During volatile and bear markets, active domestic equity managers are apparently doing their best work. Analysis by Morningstar shows that 62.9% of U.S. equity funds beat their benchmarks through the end of May. For the category, the average excess return was 1.36%.
“It’s not atypical to see success rates between 20% and 40% for certain categories of U.S. equity funds over three-, five-, and ten-year periods. So, this is high,” Morningstar’s chief ratings officer Jeff Ptak told Institutional Investor. “It’s a short period of time, but it’s high, and it represents a rebound of sorts of active U.S. equity funds, which had really slumped in recent years.”
Ptak added that he was “not too surprised to see success rates perk up for U.S. equity funds amid a declining market because that’s what you tend to see.”
Within active U.S. funds, large blend, small value, mid-cap blend, and mid-cap value were among the best categories.
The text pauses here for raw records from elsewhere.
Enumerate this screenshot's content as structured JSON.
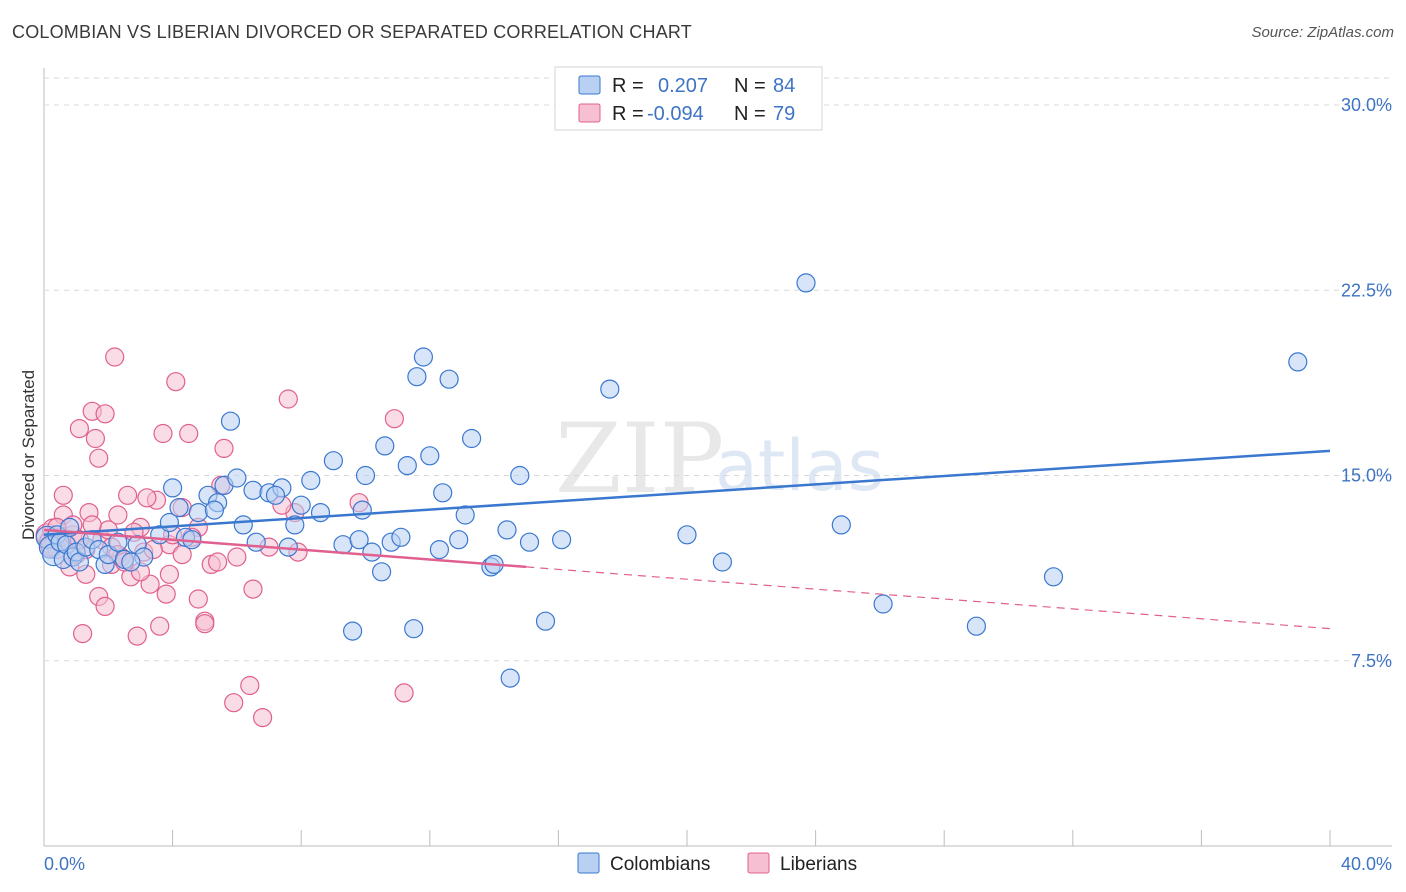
{
  "header": {
    "title": "COLOMBIAN VS LIBERIAN DIVORCED OR SEPARATED CORRELATION CHART",
    "source": "Source: ZipAtlas.com"
  },
  "colors": {
    "blue": "#3a78d0",
    "blue_fill": "#b8d0f2",
    "pink": "#e0608f",
    "pink_fill": "#f6c0d2",
    "grid": "#d8d8d8",
    "tick_label": "#3f74c4"
  },
  "legend": {
    "rows": [
      {
        "r_label": "R = ",
        "r_value": "0.207",
        "n_label": "N = ",
        "n_value": "84"
      },
      {
        "r_label": "R = ",
        "r_value": "-0.094",
        "n_label": "N = ",
        "n_value": "79"
      }
    ]
  },
  "watermark": {
    "zip": "ZIP",
    "atlas": "atlas"
  },
  "chart_data": {
    "type": "scatter",
    "title": "COLOMBIAN VS LIBERIAN DIVORCED OR SEPARATED CORRELATION CHART",
    "xlabel": "",
    "ylabel": "Divorced or Separated",
    "xlim": [
      0,
      40
    ],
    "ylim": [
      0,
      31.5
    ],
    "x_tick_labels": [
      "0.0%",
      "40.0%"
    ],
    "y_ticks": [
      7.5,
      15.0,
      22.5,
      30.0
    ],
    "y_tick_labels": [
      "7.5%",
      "15.0%",
      "22.5%",
      "30.0%"
    ],
    "grid": true,
    "legend_position": "bottom-center",
    "series": [
      {
        "name": "Colombians",
        "color": "#3a78d0",
        "r": 0.207,
        "n": 84,
        "trend": {
          "x0": 0,
          "y0": 12.6,
          "x1": 40,
          "y1": 16.0,
          "dashed_from": null
        },
        "points": [
          [
            0.1,
            12.5
          ],
          [
            0.2,
            12.1
          ],
          [
            0.3,
            11.8
          ],
          [
            0.4,
            12.6
          ],
          [
            0.5,
            12.3
          ],
          [
            0.6,
            11.6
          ],
          [
            0.7,
            12.2
          ],
          [
            0.9,
            11.7
          ],
          [
            1.0,
            11.9
          ],
          [
            1.1,
            11.5
          ],
          [
            1.3,
            12.1
          ],
          [
            1.5,
            12.4
          ],
          [
            1.7,
            12.0
          ],
          [
            1.9,
            11.4
          ],
          [
            2.0,
            11.8
          ],
          [
            2.3,
            12.3
          ],
          [
            2.5,
            11.6
          ],
          [
            2.9,
            12.2
          ],
          [
            3.1,
            11.7
          ],
          [
            3.6,
            12.6
          ],
          [
            3.9,
            13.1
          ],
          [
            4.0,
            14.5
          ],
          [
            4.2,
            13.7
          ],
          [
            4.4,
            12.5
          ],
          [
            4.8,
            13.5
          ],
          [
            5.1,
            14.2
          ],
          [
            5.4,
            13.9
          ],
          [
            5.6,
            14.6
          ],
          [
            5.8,
            17.2
          ],
          [
            6.0,
            14.9
          ],
          [
            6.2,
            13.0
          ],
          [
            6.5,
            14.4
          ],
          [
            6.6,
            12.3
          ],
          [
            7.0,
            14.3
          ],
          [
            7.4,
            14.5
          ],
          [
            7.6,
            12.1
          ],
          [
            7.8,
            13.0
          ],
          [
            8.0,
            13.8
          ],
          [
            8.3,
            14.8
          ],
          [
            8.6,
            13.5
          ],
          [
            9.0,
            15.6
          ],
          [
            9.3,
            12.2
          ],
          [
            9.6,
            8.7
          ],
          [
            9.9,
            13.6
          ],
          [
            10.0,
            15.0
          ],
          [
            10.2,
            11.9
          ],
          [
            10.5,
            11.1
          ],
          [
            10.6,
            16.2
          ],
          [
            10.8,
            12.3
          ],
          [
            11.1,
            12.5
          ],
          [
            11.3,
            15.4
          ],
          [
            11.5,
            8.8
          ],
          [
            11.6,
            19.0
          ],
          [
            11.8,
            19.8
          ],
          [
            12.0,
            15.8
          ],
          [
            12.3,
            12.0
          ],
          [
            12.6,
            18.9
          ],
          [
            12.9,
            12.4
          ],
          [
            13.1,
            13.4
          ],
          [
            13.3,
            16.5
          ],
          [
            13.9,
            11.3
          ],
          [
            14.4,
            12.8
          ],
          [
            15.1,
            12.3
          ],
          [
            15.6,
            9.1
          ],
          [
            16.1,
            12.4
          ],
          [
            17.6,
            18.5
          ],
          [
            20.0,
            12.6
          ],
          [
            21.1,
            11.5
          ],
          [
            23.7,
            22.8
          ],
          [
            24.8,
            13.0
          ],
          [
            26.1,
            9.8
          ],
          [
            29.0,
            8.9
          ],
          [
            31.4,
            10.9
          ],
          [
            39.0,
            19.6
          ],
          [
            0.8,
            12.9
          ],
          [
            2.7,
            11.5
          ],
          [
            4.6,
            12.4
          ],
          [
            5.3,
            13.6
          ],
          [
            7.2,
            14.2
          ],
          [
            9.8,
            12.4
          ],
          [
            12.4,
            14.3
          ],
          [
            14.8,
            15.0
          ],
          [
            14.0,
            11.4
          ],
          [
            14.5,
            6.8
          ]
        ]
      },
      {
        "name": "Liberians",
        "color": "#e0608f",
        "r": -0.094,
        "n": 79,
        "trend": {
          "x0": 0,
          "y0": 12.8,
          "x1": 40,
          "y1": 8.8,
          "dashed_from": 15.0
        },
        "points": [
          [
            0.1,
            12.6
          ],
          [
            0.2,
            12.3
          ],
          [
            0.3,
            12.8
          ],
          [
            0.4,
            12.0
          ],
          [
            0.5,
            12.5
          ],
          [
            0.6,
            13.4
          ],
          [
            0.7,
            12.2
          ],
          [
            0.8,
            11.3
          ],
          [
            0.9,
            12.6
          ],
          [
            1.0,
            11.8
          ],
          [
            1.1,
            16.9
          ],
          [
            1.2,
            8.6
          ],
          [
            1.3,
            12.0
          ],
          [
            1.4,
            13.5
          ],
          [
            1.5,
            17.6
          ],
          [
            1.6,
            16.5
          ],
          [
            1.7,
            10.1
          ],
          [
            1.8,
            12.4
          ],
          [
            1.9,
            17.5
          ],
          [
            2.0,
            12.8
          ],
          [
            2.1,
            11.4
          ],
          [
            2.2,
            19.8
          ],
          [
            2.3,
            13.4
          ],
          [
            2.4,
            11.7
          ],
          [
            2.6,
            14.2
          ],
          [
            2.7,
            10.9
          ],
          [
            2.9,
            8.5
          ],
          [
            3.0,
            12.9
          ],
          [
            3.1,
            11.9
          ],
          [
            3.3,
            10.6
          ],
          [
            3.5,
            14.0
          ],
          [
            3.6,
            8.9
          ],
          [
            3.8,
            10.2
          ],
          [
            3.9,
            12.2
          ],
          [
            4.1,
            18.8
          ],
          [
            4.3,
            13.7
          ],
          [
            4.5,
            16.7
          ],
          [
            4.8,
            12.9
          ],
          [
            5.0,
            9.1
          ],
          [
            5.2,
            11.4
          ],
          [
            5.4,
            11.5
          ],
          [
            5.6,
            16.1
          ],
          [
            5.9,
            5.8
          ],
          [
            6.4,
            6.5
          ],
          [
            6.8,
            5.2
          ],
          [
            7.6,
            18.1
          ],
          [
            7.8,
            13.5
          ],
          [
            9.8,
            13.9
          ],
          [
            10.9,
            17.3
          ],
          [
            11.2,
            6.2
          ],
          [
            0.6,
            14.2
          ],
          [
            0.9,
            13.0
          ],
          [
            1.1,
            12.4
          ],
          [
            1.3,
            11.0
          ],
          [
            1.5,
            13.0
          ],
          [
            1.7,
            15.7
          ],
          [
            1.9,
            9.7
          ],
          [
            2.1,
            12.1
          ],
          [
            2.3,
            11.8
          ],
          [
            2.5,
            11.5
          ],
          [
            2.8,
            12.7
          ],
          [
            3.0,
            11.1
          ],
          [
            3.2,
            14.1
          ],
          [
            3.4,
            12.0
          ],
          [
            3.7,
            16.7
          ],
          [
            3.9,
            11.0
          ],
          [
            4.0,
            12.6
          ],
          [
            4.3,
            11.8
          ],
          [
            4.6,
            12.5
          ],
          [
            4.8,
            10.0
          ],
          [
            5.0,
            9.0
          ],
          [
            5.5,
            14.6
          ],
          [
            6.0,
            11.7
          ],
          [
            6.5,
            10.4
          ],
          [
            7.0,
            12.1
          ],
          [
            7.4,
            13.8
          ],
          [
            7.9,
            11.9
          ],
          [
            0.4,
            12.9
          ],
          [
            0.2,
            12.1
          ]
        ]
      }
    ]
  },
  "bottom_legend": [
    "Colombians",
    "Liberians"
  ]
}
“Active managers have the flexibility to take advantage of market volatility and add to favored positions when prices become more attractive,” said Todd Rosenbluth, head of research at VettaFi.
Investors continue to pump money into actively managed equity exchange-traded funds, particularly domestic equity funds. Citing FactSet data as of June 30, the New York Stock Exchange revealed that active equity ETFs brought in $30.7 billion in investor capital in the year’s first half.
Within equities, investors preferred domestic equity exposure to international and value to growth. Notably, ETFs focused on yield via a dividend tilt and/or an options overlay were leaders.